Two staging systems, based on CT findings, have been proposed for prognostic and therapeutic reasons. Wan et al. described two types. Type  I- the  classical form, includes patients  showing parenchymal destruction with streaky or mottled gas but with no fluid collection.
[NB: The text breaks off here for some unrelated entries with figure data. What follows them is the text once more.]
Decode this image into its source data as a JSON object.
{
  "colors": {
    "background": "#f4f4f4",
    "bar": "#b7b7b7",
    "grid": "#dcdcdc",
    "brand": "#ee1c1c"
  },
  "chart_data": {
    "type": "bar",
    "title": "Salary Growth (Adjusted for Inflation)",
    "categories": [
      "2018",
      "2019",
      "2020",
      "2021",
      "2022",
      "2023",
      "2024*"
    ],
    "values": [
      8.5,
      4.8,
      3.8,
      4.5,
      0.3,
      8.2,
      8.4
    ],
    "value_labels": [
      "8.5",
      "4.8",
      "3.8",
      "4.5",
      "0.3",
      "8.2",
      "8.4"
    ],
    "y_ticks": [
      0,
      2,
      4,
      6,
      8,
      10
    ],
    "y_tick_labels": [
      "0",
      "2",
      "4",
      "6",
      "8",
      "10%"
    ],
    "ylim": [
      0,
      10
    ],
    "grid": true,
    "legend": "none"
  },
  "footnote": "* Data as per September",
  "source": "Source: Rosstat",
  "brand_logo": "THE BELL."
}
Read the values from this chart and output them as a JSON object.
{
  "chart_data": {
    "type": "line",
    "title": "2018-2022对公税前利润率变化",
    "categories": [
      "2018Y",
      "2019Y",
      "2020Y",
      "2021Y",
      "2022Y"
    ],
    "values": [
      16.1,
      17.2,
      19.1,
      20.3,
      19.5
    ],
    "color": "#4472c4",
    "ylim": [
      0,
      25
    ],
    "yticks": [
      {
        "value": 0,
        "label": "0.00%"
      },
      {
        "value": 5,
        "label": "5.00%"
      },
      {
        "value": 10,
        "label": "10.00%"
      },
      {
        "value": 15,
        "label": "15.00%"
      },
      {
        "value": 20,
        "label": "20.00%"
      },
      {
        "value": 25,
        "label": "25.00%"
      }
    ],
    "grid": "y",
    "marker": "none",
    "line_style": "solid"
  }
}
These patients have had a high mortality rate of 69%. Whereas, type II EPN is defined either as the presence of renal or perirenal fluid in association with a bubbly or loculated gas pattern, or gas in the collecting system with acute bacterial nephritis or renal or perirenal fluid-containing abscesses, which has a better prognosis than type I EPN.

Conclusion

The treatment of EPN  remains controversial and nephrectomy is still the treatment of choice in severe cases. However, energetic management with more efficient antibiotics such as trimethoprim, cephalosporins, nitrofurantoin, or a fluoroquinolone, along with correction of fluid electrolyte imbalance, effective diabetic control and CT-guided percutaneous catheter drainage (PCD) of EPN was found to be a safe, quick and life-saving alternative to surgery, especially in type 2 EPN and in cases of single kidney or in an inoperable high-risk patient.3 But in cases of PCD failure, immediate nephrectomy should not be delayed for successful management of EPN.

Acknowledgements

The authors reported no conflict of interest and no funding was received on this work.

 
 


References
 
 

1.   Huang JJ,  Tseng CC. Emphysematous pyelonephritis:  clinicoradiological classification, management, prognosis, and pathogenesis. Arch Intern Med 2000 Mar;160(6):797-805.
2.   Wan  YL, Lee TY, Bullard MJ, Tsai CC. Acute  gas-producing bacterial renal infection: correlation between imaging findings and clinical outcome. Radiology 1996 Feb;198(2):433-438.
3.  Chan PH, Kho VK, Lai SK, Yang CH, Chang HC, Chiu B, et al. Treatment of emphysematous pyelonephritis with  broad-spectrum antibacterials and percutaneous renal drainage: an analysis of 10 patients. J Chin Med Assoc 2005 Jan; 68(1):29-32.